Holger Herlitschke, Dezernent für Umwelt, Stadtgrün, Sport und Hochbau, sagte: "Die große Herausforderung an der Grundschule Lehndorf war, die Erweiterung im denkmalgeschützten Bestand zu ermöglichen. In enger Abstimmung mit dem Denkmalschutz haben wir Bestandsräume umgebaut und umgenutzt und so den Platz für eine Mensa und fünf Gruppenräume geschaffen."

Das Gebäude besteht aus einem zweigeschossigem Hauptgebäude und einem fünfgeschossigen Turm. Die Kindertagesstätte, die zuvor im Turm untergebracht war, wurde geschlossen, wodurch in vier Etagen Räume für den Ganztagsbetrieb der Grundschule frei wurden. Zunächst wurde im Sommer 2018 eine Interims-Mensa im Turm eingerichtet, um mit dem Ganztagsbetrieb bereits zum Schuljahr 2018/2019 starten zu können. Ab April 2019 wurden alle weiteren Arbeiten im laufenden Schulbetrieb ausgeführt.

Der Brandschutz wurde auf den neuesten Stand gebracht und alle umgenutzten Räume wurden saniert. Die Schülerbibliothek wurde während der Arbeiten vorübergehend in einen Raumcontainer auf dem Schulhof untergebracht, der mittlerweile zurückgebaut worden ist. Auf dem Schulhof gibt es nun Platz für ein großes Spielgerät, an dem derzeit gearbeitet wird. Bereits angelegt wurde ein Fußballfeld, außerdem werden Holzeinfassungen, Sitzauflagen und der Basketballkorb saniert und neue Pflanzen gesetzt.

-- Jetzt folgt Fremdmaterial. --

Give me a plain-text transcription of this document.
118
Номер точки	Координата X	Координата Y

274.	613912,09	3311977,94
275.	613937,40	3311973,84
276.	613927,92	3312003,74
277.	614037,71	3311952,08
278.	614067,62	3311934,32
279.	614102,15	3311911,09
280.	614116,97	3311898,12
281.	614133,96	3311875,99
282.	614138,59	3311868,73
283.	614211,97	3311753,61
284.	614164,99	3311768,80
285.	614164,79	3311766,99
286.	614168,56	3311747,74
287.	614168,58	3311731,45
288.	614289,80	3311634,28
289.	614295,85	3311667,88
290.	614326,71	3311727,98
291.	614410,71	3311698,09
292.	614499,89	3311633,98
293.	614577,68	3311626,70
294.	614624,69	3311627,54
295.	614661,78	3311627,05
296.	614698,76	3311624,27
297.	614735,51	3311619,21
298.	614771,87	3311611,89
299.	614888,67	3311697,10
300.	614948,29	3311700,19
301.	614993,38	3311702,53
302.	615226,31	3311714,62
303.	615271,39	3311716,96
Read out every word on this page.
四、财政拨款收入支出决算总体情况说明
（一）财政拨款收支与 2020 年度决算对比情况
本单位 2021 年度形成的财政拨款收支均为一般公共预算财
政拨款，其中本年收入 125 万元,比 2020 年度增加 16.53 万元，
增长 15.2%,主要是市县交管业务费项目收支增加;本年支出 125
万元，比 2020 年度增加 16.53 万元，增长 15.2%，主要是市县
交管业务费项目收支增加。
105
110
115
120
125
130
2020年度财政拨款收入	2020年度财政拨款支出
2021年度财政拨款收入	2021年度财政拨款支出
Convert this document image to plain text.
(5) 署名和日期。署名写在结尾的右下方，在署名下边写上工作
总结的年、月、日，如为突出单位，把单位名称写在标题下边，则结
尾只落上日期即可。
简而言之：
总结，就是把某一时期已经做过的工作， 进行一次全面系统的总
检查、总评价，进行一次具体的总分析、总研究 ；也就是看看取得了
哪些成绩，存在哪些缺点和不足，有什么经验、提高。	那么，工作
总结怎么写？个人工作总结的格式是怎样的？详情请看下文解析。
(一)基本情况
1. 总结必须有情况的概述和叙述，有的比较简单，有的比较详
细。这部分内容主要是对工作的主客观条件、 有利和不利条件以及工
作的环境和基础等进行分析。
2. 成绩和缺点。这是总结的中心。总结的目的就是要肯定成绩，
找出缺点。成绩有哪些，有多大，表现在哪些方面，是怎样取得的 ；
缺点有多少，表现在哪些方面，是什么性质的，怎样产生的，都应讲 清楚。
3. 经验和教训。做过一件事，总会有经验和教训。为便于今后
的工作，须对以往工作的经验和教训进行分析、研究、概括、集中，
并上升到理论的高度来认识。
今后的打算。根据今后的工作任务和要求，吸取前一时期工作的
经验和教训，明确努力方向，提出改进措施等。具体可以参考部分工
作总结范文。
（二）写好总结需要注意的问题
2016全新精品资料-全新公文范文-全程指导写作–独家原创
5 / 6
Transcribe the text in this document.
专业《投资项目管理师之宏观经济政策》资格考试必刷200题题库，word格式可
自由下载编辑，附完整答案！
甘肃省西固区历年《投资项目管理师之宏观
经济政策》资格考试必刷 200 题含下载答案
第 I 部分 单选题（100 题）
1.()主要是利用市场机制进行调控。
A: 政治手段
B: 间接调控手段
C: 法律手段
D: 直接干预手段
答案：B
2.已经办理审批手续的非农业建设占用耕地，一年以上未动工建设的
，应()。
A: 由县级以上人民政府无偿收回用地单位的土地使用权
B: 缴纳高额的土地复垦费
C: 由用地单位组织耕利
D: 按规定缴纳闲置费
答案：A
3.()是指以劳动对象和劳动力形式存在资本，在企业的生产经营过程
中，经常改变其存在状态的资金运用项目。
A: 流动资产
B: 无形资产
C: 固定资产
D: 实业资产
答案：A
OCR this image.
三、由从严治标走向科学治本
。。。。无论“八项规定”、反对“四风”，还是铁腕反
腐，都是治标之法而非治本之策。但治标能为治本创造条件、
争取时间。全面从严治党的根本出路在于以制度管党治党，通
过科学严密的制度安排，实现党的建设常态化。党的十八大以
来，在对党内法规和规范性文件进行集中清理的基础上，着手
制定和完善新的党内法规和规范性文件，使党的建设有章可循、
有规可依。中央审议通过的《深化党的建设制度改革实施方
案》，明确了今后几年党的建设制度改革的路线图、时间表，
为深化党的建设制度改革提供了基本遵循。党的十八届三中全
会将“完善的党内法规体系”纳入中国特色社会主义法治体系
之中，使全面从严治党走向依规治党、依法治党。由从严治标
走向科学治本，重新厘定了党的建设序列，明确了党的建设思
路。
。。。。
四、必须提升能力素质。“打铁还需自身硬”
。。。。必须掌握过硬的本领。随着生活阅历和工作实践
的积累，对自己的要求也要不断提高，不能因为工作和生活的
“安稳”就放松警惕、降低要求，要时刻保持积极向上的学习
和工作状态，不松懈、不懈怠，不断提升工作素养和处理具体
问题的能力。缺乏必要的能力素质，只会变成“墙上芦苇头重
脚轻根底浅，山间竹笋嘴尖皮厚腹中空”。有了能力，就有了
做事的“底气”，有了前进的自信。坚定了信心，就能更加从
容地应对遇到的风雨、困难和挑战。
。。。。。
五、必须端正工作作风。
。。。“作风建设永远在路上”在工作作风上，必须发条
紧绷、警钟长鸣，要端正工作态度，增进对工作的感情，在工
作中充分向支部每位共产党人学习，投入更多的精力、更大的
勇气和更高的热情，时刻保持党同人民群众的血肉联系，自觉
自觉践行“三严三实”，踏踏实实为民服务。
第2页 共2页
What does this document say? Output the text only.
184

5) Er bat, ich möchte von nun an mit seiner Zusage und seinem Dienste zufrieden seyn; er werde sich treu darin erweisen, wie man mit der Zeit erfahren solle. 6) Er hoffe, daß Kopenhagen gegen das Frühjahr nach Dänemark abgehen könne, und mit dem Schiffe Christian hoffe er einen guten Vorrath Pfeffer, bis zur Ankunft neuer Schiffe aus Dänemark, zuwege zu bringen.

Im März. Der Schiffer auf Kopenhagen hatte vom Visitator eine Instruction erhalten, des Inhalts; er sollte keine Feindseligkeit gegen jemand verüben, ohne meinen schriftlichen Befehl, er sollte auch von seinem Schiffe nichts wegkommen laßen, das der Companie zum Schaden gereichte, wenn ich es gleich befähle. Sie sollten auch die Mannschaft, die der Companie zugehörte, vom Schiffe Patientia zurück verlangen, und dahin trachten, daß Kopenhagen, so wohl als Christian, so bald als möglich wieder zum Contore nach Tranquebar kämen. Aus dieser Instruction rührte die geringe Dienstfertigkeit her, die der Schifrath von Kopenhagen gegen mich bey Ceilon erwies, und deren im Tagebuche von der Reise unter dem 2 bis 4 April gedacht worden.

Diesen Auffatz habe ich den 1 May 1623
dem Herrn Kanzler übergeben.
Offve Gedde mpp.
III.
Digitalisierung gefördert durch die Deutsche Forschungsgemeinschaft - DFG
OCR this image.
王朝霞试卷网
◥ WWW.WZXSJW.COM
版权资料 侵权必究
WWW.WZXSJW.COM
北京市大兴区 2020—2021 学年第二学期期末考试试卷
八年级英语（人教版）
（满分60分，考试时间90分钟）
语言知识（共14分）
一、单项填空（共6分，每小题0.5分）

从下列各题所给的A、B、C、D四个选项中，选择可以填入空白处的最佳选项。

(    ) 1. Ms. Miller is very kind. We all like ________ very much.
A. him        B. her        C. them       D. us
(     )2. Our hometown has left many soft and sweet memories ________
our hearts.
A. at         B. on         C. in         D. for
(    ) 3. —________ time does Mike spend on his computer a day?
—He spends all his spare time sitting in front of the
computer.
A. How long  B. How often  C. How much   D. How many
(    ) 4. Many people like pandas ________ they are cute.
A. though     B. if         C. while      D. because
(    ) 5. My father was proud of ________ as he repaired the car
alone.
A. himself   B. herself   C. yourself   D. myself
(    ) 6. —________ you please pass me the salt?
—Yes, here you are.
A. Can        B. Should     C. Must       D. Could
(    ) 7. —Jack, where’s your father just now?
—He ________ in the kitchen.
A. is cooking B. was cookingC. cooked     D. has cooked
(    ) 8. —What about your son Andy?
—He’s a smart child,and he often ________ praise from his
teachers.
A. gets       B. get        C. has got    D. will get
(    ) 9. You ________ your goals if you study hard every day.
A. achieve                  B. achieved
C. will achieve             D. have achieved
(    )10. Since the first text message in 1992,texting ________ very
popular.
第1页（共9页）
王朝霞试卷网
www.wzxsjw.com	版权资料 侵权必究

Nach dem Umbau stehen nun für die vierzügige Grundschule mit 16 bzw. 17 Unterrichtsräumen fünf Gruppenräume zur Verfügung. Außerdem wurde für die nun inklusive Schule ein Aufzug eingebaut, über den alle Geschosse der Schule vom Keller bis zum 1. Obergeschoss sowie die Räume im Turm erreichbar sind. Somit ist das gesamte Gebäude für Schülerinnen und Schüler sowie Lehrerinnen und Lehrer barrierefrei erreichbar. Im Erdgeschoss ist ein vorhandenes WC in ein Behinderten-WC umgebaut worden, der in unmittelbarer Nähe neu entstandene Gruppenraum ist als Inklusionsraum ausgestattet worden.

Aufgrund der Corona-Pandemie ist es zu Verzögerungen bei Bau und Abnahme gekommen. Die ursprünglich für Juli 2020 geplante Fertigstellung hat sich dadurch bis ins Frühjahr 2021 verzögert.